MOSCOW, September 14. /TASS/. Russia has no official reasons to take any action towards Alexander Petrov and Ruslan Boshirov, whom London suspects of involvement in the Salisbury incident, Russian presidential spokesman Dmitry Peskov told the media on Friday.
"No action has been taken towards them, because there are no reasons for this. They have violated no laws in Russian territory and we have no official information as to whether they violated some laws elsewhere around the world. De jure and de facto," Peskov said, adding that London had not addressed Moscow with a request for legal assistance in the Sergei and Yulia Skripal assassination attempt case.
About the television channel RT’s interview with Petrov and Boshirov, Peskov said "the question is not about whether it was to Russia’s benefit or detriment."
"The British side named two Russian citizens and accused them of complicity in this incident. These two Russian citizens have showed up," Peskov said.
Asked if Petrov and Boshirov were involved in the Skripal poisoning case being investigated by Russia’s Investigative Committee, Peskov suggested putting this question to the IC.
"I surmise that in the context of lack of any cooperation with British counterparts the opportunities for the investigation are rather limited," Peskov said.
If the British version of the affair is to be believed, Sergei Skripal, a former GRU colonel convicted in Russia of spying for Britain, and his daughter Yulia, were affected by a Novichok class nerve agent in Salisbury on March 4, 2018. London claimed that Russia was "highly likely" involved in the incident. Moscow strongly dismissed all speculations on that score, adding that no programs for making such a chemical had ever existed in the Soviet Union or Russia.
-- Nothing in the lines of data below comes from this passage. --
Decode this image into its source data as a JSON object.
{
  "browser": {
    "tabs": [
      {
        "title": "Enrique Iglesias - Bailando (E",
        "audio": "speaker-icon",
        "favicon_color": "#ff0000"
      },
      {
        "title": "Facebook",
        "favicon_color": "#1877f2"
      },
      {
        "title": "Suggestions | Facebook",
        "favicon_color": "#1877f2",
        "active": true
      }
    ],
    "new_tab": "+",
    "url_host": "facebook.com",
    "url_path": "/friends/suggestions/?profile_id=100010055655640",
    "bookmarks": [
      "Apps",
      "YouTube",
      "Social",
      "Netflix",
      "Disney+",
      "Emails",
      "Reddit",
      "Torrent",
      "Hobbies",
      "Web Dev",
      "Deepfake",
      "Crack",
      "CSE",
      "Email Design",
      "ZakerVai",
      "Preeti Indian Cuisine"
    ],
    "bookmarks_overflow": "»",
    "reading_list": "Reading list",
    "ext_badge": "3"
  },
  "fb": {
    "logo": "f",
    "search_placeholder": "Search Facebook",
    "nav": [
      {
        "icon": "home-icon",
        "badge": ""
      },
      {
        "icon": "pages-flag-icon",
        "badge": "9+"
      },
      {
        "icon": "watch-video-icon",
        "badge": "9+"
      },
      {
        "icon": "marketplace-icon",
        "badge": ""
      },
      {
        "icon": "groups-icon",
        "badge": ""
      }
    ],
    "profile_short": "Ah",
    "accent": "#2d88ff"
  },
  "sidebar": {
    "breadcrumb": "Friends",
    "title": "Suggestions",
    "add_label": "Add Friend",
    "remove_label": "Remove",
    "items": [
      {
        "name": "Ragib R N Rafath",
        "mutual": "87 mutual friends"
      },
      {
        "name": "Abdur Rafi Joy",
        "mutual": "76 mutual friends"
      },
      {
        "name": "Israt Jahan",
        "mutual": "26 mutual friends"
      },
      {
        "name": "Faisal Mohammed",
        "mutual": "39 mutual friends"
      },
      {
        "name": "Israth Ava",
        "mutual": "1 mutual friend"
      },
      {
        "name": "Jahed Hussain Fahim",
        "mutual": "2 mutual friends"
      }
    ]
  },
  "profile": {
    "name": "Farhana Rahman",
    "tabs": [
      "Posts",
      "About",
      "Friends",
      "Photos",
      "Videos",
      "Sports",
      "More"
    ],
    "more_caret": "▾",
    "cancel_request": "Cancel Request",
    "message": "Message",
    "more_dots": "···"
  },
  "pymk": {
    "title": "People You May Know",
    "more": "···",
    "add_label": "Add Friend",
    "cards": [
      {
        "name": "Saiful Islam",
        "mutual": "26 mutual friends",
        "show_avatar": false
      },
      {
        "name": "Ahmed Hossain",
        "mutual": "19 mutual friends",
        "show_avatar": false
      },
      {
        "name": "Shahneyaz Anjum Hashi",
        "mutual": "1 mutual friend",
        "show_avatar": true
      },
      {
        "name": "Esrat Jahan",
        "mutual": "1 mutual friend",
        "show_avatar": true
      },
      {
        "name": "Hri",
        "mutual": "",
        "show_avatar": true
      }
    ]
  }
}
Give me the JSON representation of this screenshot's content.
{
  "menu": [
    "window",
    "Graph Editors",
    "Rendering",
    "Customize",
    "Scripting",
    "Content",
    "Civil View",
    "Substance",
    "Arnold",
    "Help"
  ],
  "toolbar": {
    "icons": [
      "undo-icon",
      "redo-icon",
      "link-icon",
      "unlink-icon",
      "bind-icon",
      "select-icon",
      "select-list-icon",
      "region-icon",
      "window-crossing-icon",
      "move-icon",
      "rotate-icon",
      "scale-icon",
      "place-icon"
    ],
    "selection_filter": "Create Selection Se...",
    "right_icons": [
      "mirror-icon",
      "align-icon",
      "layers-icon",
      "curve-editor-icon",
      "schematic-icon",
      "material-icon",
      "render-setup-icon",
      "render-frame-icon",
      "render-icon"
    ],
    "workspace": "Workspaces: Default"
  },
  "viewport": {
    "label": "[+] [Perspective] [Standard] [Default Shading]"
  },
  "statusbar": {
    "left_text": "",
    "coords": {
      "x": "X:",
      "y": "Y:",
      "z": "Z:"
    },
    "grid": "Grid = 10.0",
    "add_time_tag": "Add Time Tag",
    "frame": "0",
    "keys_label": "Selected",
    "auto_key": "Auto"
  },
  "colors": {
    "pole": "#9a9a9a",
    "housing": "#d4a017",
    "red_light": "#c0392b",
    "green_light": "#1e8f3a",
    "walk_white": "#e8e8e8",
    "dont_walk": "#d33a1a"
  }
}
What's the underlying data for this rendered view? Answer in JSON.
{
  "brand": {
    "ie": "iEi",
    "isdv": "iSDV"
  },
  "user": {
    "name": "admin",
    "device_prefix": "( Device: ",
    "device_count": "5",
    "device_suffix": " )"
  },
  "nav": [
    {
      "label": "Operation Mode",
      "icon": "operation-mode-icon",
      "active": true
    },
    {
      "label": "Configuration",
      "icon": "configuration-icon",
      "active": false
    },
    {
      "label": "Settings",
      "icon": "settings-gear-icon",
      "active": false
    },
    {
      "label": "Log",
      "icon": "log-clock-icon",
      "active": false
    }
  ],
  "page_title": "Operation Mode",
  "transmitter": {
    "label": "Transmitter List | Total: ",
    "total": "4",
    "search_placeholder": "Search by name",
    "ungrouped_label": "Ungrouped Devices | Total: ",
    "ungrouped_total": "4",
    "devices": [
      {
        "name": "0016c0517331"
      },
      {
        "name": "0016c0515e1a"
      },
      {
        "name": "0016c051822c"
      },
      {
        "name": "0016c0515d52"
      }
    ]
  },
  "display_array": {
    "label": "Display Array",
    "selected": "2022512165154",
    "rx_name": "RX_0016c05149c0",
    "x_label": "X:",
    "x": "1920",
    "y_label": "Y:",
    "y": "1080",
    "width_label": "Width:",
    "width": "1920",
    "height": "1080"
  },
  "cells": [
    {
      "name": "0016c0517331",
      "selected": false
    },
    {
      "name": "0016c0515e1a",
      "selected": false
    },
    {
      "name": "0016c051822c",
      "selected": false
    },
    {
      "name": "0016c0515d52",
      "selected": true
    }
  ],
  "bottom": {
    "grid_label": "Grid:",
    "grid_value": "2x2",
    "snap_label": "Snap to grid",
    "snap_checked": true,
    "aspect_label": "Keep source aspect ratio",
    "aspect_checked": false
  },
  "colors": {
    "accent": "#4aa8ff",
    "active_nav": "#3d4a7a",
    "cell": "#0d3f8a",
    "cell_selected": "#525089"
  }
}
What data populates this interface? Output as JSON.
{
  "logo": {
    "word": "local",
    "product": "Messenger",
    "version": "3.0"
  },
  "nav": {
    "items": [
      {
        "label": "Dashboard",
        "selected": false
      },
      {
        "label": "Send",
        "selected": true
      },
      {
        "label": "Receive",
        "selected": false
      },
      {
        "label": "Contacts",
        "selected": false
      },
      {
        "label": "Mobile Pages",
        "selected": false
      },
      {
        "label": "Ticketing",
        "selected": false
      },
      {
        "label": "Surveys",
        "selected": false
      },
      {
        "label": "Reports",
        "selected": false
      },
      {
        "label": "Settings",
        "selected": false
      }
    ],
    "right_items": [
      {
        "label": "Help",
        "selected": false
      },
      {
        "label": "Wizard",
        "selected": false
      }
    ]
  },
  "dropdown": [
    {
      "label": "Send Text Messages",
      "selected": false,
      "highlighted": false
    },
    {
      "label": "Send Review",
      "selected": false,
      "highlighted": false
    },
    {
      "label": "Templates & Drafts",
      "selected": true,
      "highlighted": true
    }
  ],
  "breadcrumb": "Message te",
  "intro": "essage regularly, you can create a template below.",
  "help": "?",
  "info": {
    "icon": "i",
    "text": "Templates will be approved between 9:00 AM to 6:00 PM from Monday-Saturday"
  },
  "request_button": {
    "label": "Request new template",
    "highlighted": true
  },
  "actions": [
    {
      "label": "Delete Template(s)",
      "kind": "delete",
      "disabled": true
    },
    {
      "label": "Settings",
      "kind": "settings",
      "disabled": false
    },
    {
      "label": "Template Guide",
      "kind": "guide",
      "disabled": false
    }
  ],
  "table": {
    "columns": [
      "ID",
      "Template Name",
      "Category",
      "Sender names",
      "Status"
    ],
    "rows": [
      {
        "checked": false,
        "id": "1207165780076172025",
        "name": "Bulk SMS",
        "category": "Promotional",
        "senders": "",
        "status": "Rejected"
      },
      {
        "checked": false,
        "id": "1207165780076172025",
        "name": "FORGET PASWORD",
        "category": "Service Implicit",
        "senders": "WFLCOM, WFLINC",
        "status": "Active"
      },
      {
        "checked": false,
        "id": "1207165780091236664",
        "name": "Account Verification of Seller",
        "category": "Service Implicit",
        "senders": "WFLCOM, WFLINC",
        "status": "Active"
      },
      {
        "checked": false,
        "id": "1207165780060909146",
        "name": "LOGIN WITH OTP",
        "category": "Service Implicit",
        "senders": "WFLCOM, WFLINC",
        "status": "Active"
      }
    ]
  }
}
British Prime Minister Theresa May on September 5 briefed parliament on progress in the investigation of the Salisbury incident, adding that two Russians were suspected of involvement in the assassination attempt against the Skripals. According to British special services both suspects were presumably GRU agents. Scotland Yard published a series of photographs of two men who, according to the investigation, had been travelling about the country with passports issued in the names of Alexander Petrov and Ruslan Boshirov.